Product Shelf Life in Cold Temperatures

Danspeed1

New member
I just thought of something today when I was freezing my *SS off in my garage. I have a set shelves in my garage devoted to storing my products. Its winter here in NY and I was just wondering if I should be concerned about any of my products making it through the winter. My garage typically finds itself at around 35-40*F, but still gets opened from time to time, so it could find itself at under 20*F for short periods of time.



I have alot of Zaino, P21s, Collinite, Menzerna, Meguiars, 4Star, 3M, Danase, and various off the shelf products.



I just don't want anything losing its correction or protection properties.



Dan
 
Not all but some products could have adverse consequences if allowed to freeze. Better safe than sorry and bring your products into a more temperate, controlled environment. Especially during these recent cold snaps.
 
bring the more important products (unless you can bring them all in) indoors and put them in a closet or something. i also give them a good shake every few weeks to help keep them from seperating, it certainly won't hurt...
 
Luckily I used the expensive ones about 3 weeks ago so they should be ok. I will move them to the basement tomorrow... thats a consistent 45-50*F and its about the best I will be able to do. Temps in the garage now are hovering around 36-37.... hopefully I didn't mess up my $500+ in products.... their is not words in the english language to discribe my hatred for winter!



DG
 
I'd avoid freezing temps, but I've never had any problems from letting the shop get down to the mid-thirties, did it for years at my previous place, and when I had the door(s) open I'm sure it got colder than that for short periods. I now have the thermostats set at ~45 and that's more than warm enough to keep everything OK.
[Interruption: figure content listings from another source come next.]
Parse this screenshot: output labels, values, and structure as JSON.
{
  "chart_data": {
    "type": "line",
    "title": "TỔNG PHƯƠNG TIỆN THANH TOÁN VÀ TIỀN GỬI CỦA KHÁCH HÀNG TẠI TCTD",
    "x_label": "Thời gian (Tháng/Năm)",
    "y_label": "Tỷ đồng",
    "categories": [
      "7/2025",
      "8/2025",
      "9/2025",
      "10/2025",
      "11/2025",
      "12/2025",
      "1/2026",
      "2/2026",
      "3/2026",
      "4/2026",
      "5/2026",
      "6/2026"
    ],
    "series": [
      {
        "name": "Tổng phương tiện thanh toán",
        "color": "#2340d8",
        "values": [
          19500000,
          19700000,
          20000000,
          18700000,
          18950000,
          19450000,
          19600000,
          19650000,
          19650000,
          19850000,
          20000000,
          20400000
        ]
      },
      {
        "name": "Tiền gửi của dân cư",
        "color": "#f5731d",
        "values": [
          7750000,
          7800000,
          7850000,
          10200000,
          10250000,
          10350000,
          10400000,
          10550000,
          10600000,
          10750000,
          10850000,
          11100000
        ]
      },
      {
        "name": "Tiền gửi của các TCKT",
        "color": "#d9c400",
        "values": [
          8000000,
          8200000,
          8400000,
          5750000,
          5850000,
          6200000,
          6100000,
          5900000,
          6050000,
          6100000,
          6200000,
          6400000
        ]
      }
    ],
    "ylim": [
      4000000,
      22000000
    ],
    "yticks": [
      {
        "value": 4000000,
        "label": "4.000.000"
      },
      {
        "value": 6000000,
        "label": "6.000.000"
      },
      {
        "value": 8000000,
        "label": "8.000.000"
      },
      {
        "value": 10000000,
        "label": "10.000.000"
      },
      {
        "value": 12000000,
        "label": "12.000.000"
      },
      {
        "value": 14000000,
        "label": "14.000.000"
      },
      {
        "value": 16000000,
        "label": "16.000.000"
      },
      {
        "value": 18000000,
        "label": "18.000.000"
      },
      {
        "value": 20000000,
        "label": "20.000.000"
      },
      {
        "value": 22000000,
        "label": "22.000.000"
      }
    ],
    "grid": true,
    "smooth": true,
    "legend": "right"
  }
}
But warm up polishes, paint cleaners, waxes, clays before using, and warm up the vehicle you're working on too.
 
Well, Unfortunately it had already been under 30*F in the garage.... I know this because a bottle of this old meguiars rubber shine was frozen, and my RMG was funkly lookin; however, all my other stuff was not frozen or separated, it was just cold. I shook everything up really good before moving it to my basement which is 45-50*F at all times. Hopefully I will still have good results next year.



Dan
 
The only thing I have found is seperation. Other than that, I have not had any problems with leaving it in my garage...similar conditions that you experience.
 
I asked a similar question earlier in the winter. I brought it all in and piled it up in my basement. Its much easier to bring it all in and be on the safe side, than take a chance of having your expensive products go south due to avoidable circumstances.
 
craigdt said:
What about really hot weather? Like keeping products in a garage during the summer that gets 100+ degrees?



I've heard (from Bavid B or Lynn P, forget which) that clay can get too-soft from high temps but I've never experienced that. The only product I've had go bad was some Meguiar's #34, which turned thin/clear/useless.



This was in my previous shop, where it got so hot that the overhead door motor would go inop.